La agenda del Señor Jesucristo durante su ministerio estaba saturada de la proclamación de la Palabra. Es común ver en los evangelios el verbo “salió”, refiriéndose al Señor saliendo de un lugar privado o de un momento con sus discípulos para poder predicar a las multitudes. También se le puede ver “saliendo” de una ciudad a otra luego de haber terminado una enseñanza a muchas personas (Mateo 13:1; Marcos 6:34). La actividad externa o visible del Señor era compartir el evangelio, además de alimentar a los hambrientos y sanar a enfermos. Algunos estudiosos han dicho que Jesús recorrió más de 5,000 kilómetros en sus tres años de ministerio sanando a personas y predicando la Palabra. ¿Qué hay de nosotros? ¿Tenemos la misma pasión? En varias ocasiones el Señor manifiesta a sus discípulos: “Tengo compasión de la gente”, o “tengo compasión de las multitudes”, y concluía diciendo: “porque tienen hambre, porque están enfermos y porque son como ovejas que no tienen pastor” (Marcos 8:2; Mateo 9:36).

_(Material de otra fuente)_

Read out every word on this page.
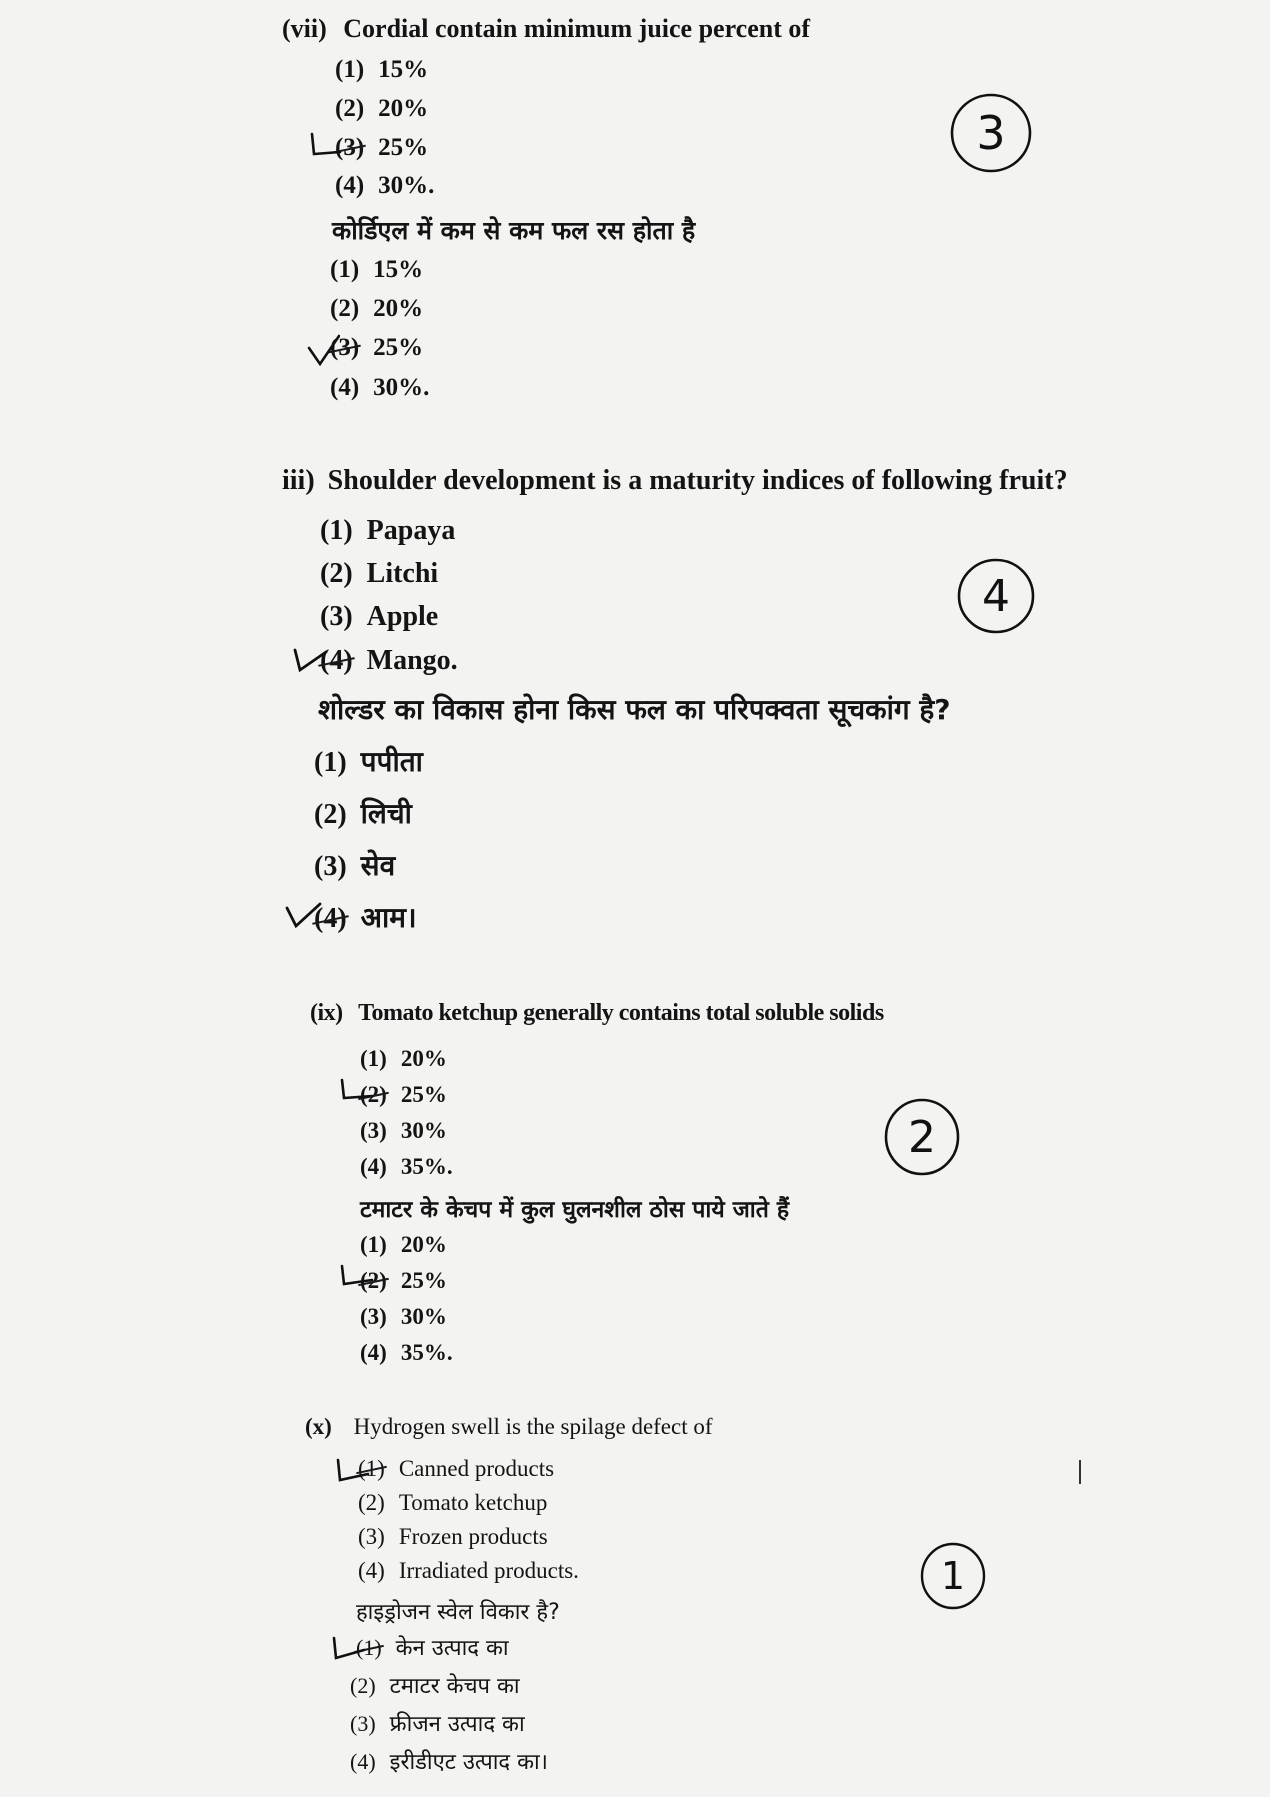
(vii) Cordial contain minimum juice percent of
(1) 15%
(2) 20%
(3) 25%
(4) 30%.
कोर्डिएल में कम से कम फल रस होता है
(1) 15%
(2) 20%
(3) 25%
(4) 30%.
3
iii) Shoulder development is a maturity indices of following fruit?
(1) Papaya
(2) Litchi
(3) Apple
(4) Mango.
शोल्डर का विकास होना किस फल का परिपक्वता सूचकांग है?
(1) पपीता
(2) लिची
(3) सेव
(4) आम।
4
(ix) Tomato ketchup generally contains total soluble solids
(1) 20%
(2) 25%
(3) 30%
(4) 35%.
टमाटर के केचप में कुल घुलनशील ठोस पाये जाते हैं
(1) 20%
(2) 25%
(3) 30%
(4) 35%.
2
(x) Hydrogen swell is the spilage defect of
(1) Canned products
(2) Tomato ketchup
(3) Frozen products
(4) Irradiated products.
हाइड्रोजन स्वेल विकार है?
(1) केन उत्पाद का
(2) टमाटर केचप का
(3) फ्रीजन उत्पाद का
(4) इरीडीएट उत्पाद का।
1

Jesús sabía que muchas de las personas que le seguían no le amaban, sino que estaban con Él solo por comida y sanidad (Juan 6:26). Pero Él tuvo compasión de ellos. Incluso obró milagrosamente ante aquellos que no le pidieron un milagro (Lucas 7:11-17). El Señor manifestó su amor compasivo a personas a las que nadie quería mostrar compasión. Y nosotros, la iglesia que afirma ser el Cuerpo de Cristo sobre la Tierra, ¿Actuamos igual? ¿Por qué a menudo nuestra compasión no es como la de Jesús?
Una de las razones principales por las que no desarrollamos compasión es que no estamos dispuestos a “ver a las multitudes” que pasan una vida de sufrimiento, incomodidad, enfermedad, o hambre. Por lo general, ellas viven en lugares incomodos, en comunidades pobres, en hospitales, en pueblos alejados de la ciudad, o están en lugares donde una catástrofe ha ocurrido. En tales lugares no hay atractivos turísticos ni algo delicioso o bonito para comprar. Son lugares para dar sin esperar recibir. En vez de ir a esos lugares, con frecuencia preferimos la comodidad. Sin embargo, debemos recordar que parte de nuestro llamado como iglesia, como Cuerpo de Cristo, es velar por los ancianos desamparados, las viudas, los huérfanos, los que pasan necesidad económica, los que sufren una enfermedad, o los que han experimentado una catástrofe.
Sigamos el ejemplo de nuestro Señor que “salió”, “fue”, “vió”, “sintió compasión”, y “obró”. Jesús es nuestro mayor ejemplo de entrega (Filipenses 2:2-8). Él llegó a ir a lugares donde no fue bien recibido por ser judío, como cuando fue a Samaria porque su corazón compasivo le llevó a predicar, a pesar del cansancio, a la mujer junto al pozo y después a más samaritanos (Juan 4). Cuando salgamos a esos lugares llenos de necesidad, estaremos más expuestos a experimentar una de las cosas más hermosas y avivadoras que un cristiano puede experimentar: la bendición de poder guiar a alguien, por medio de la enseñanza bíblica, a los pies del Buen Pastor. ¿Acaso no es esa la razón de ser de la iglesia? Pero para lograrlo no podemos separar nuestra teología de nuestra práctica. Si todo lo que aprendemos en la Palabra no nos conduce a mayor compasión por aquellos que sufren, no estamos conociendo al Dios compasivo que nos rescató. El evangelio debe ser nuestra mayor motivación para la compasión hacia los demás. ¿O es que para ayudar al necesitado no somos las manos de Jesús?